President “Wannabe” Obama
Nobody Cares
After watching the Republican debate last night, I really didn’t care to watch ‘President’ Obama read his thoughts on how America was going to smash the deficit barrier with green jobs and FDR’s remake of rebuilding our infrastructure. God knows, after all the tornadoes, fires, earthquakes, flyover of Air Force One, Google vacuuming vast volumes of electricity, blackouts, and floods— we do need it, but by the time Obama gets his own ideas off his teleprompter, he will be long gone…Unless of course we get attacked right before the election, which, according to many psychologists who have labeled him a psychotic narcissist dealing with a less than full deck, it’s an attack we could very well expect.
Our lives seem to go on, and America is like a runaway train, heading for a major collision, like in the movie “Unstoppable.” Sure it could be stopped, but with Timmy Giethner at the helm, it’s not likely to happen. Somebody call Denzel Washington…maybe HE could tell Obama to put on the brakes. (good movie. )
Anyway, I wanted to tell a small story about my trip to the famous Arch. The “Gateway to the West.” The steel monument that is a favorite stop for Indiana vacationers, and anyone else who has a bucket list of tall stuff to visit.
I went with my friend Pattie, who weighs all of 2 pounds, and my husband. The elevator to the top fits only five people. Its shaped like an egg, and you go up the leg, and then get out, and climb about fifty steps and there you are at the top. It’s a pretty quick trip.
The top (see fuzzy picture) is not too big. And there we were, leaning over and looking at the one small riverboat below, when I heard it: someone was singing, in a loud voice, and in a language I didn’t even recognize. I was trying to talk to my friends, and I said.
Then, a middle age lady came over to me and whispered..”He’s saying his prayers..shssss” as if…as if..I should understand that in America, if someone wants to sing loud prayers annoying everyone at the top of the arch, we need to respect that.
As I looked over, there he was: a black man in a white Muslim dress..you know, all the way down to his feet, and a pretty little hat, all lined in some kind of gold trim. You didn’t have to use much instinct to know that this guy was TRYING to annoy us all. His giveaway? The grin on his face, and the fact that he was praying to San Francisco, not Mecca. Not that San Francisco doesn’t need prayers.

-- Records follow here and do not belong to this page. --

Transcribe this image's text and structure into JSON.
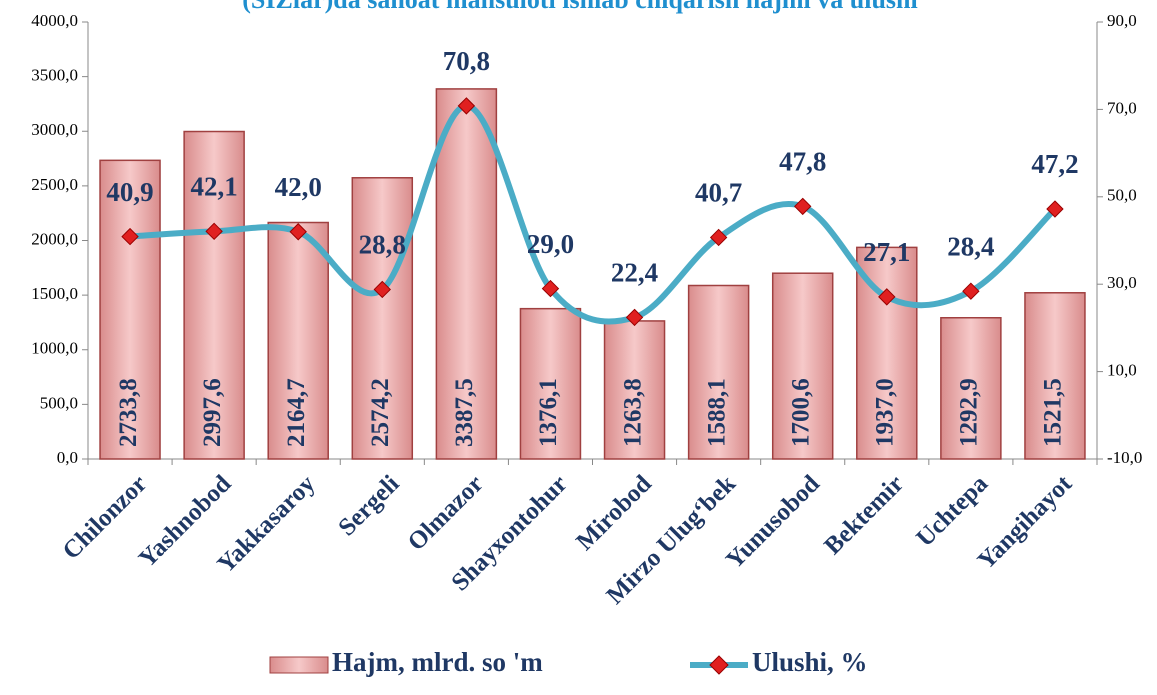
{
  "chart_data": {
    "type": "bar_line",
    "title": "(SIZlar)da sanoat mahsuloti ishlab chiqarish hajmi va ulushi",
    "categories": [
      "Chilonzor",
      "Yashnobod",
      "Yakkasaroy",
      "Sergeli",
      "Olmazor",
      "Shayxontohur",
      "Mirobod",
      "Mirzo Ulug‘bek",
      "Yunusobod",
      "Bektemir",
      "Uchtepa",
      "Yangihayot"
    ],
    "series": [
      {
        "name": "Hajm, mlrd. so 'm",
        "type": "bar",
        "color": "#e6a3a3",
        "axis": "y",
        "values": [
          2733.8,
          2997.6,
          2164.7,
          2574.2,
          3387.5,
          1376.1,
          1263.8,
          1588.1,
          1700.6,
          1937.0,
          1292.9,
          1521.5
        ],
        "value_labels": [
          "2733,8",
          "2997,6",
          "2164,7",
          "2574,2",
          "3387,5",
          "1376,1",
          "1263,8",
          "1588,1",
          "1700,6",
          "1937,0",
          "1292,9",
          "1521,5"
        ]
      },
      {
        "name": "Ulushi, %",
        "type": "line",
        "color": "#4bacc6",
        "marker_color": "#e02020",
        "axis": "y2",
        "values": [
          40.9,
          42.1,
          42.0,
          28.8,
          70.8,
          29.0,
          22.4,
          40.7,
          47.8,
          27.1,
          28.4,
          47.2
        ],
        "value_labels": [
          "40,9",
          "42,1",
          "42,0",
          "28,8",
          "70,8",
          "29,0",
          "22,4",
          "40,7",
          "47,8",
          "27,1",
          "28,4",
          "47,2"
        ]
      }
    ],
    "ylim": [
      0,
      4000
    ],
    "yticks": [
      {
        "value": 0,
        "label": "0,0"
      },
      {
        "value": 500,
        "label": "500,0"
      },
      {
        "value": 1000,
        "label": "1000,0"
      },
      {
        "value": 1500,
        "label": "1500,0"
      },
      {
        "value": 2000,
        "label": "2000,0"
      },
      {
        "value": 2500,
        "label": "2500,0"
      },
      {
        "value": 3000,
        "label": "3000,0"
      },
      {
        "value": 3500,
        "label": "3500,0"
      },
      {
        "value": 4000,
        "label": "4000,0"
      }
    ],
    "y2lim": [
      -10,
      90
    ],
    "y2ticks": [
      {
        "value": -10,
        "label": "-10,0"
      },
      {
        "value": 10,
        "label": "10,0"
      },
      {
        "value": 30,
        "label": "30,0"
      },
      {
        "value": 50,
        "label": "50,0"
      },
      {
        "value": 70,
        "label": "70,0"
      },
      {
        "value": 90,
        "label": "90,0"
      }
    ],
    "grid": false,
    "legend": "bottom"
  }
}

On the way down, we happened to get a couple in the elevator who were so fat, they both took up three seats, and didn’t even want us to get in. We could have said “Sure, we’ll catch the next one.” but I was not going to spend another two minutes listening to Michael Muslim yodel. Good thing Pattie weights 2 pounds.
When we got back down again, we saw the “Muslim” walking with his girlfriend, holding hands, and she had on a very pretty shimmering outfit, very Las Vegas style— Muslim wannabes.
If I had to do it over again, I would have broke into the National Anthem. In fact, next time I see a Muslims praying, that’s exactly what I intend to do—which brings me back to the Republican debates and Obama.
When asked about immigration, Rick Santorum, Republican candidate from Pennsylvania, went into his Italian mother and father coming over and we should welcome all immigrants, yada, yada, yada,…failing to mention that his parents learned English, and did not get instant Social Security, full medical benefits, and a free college education. Many Mexicans are not assimilating, and neither are the Muslims.
And with a President Wannabe, who has shown no intention whatsoever of becomiing a real American…what else can we expect?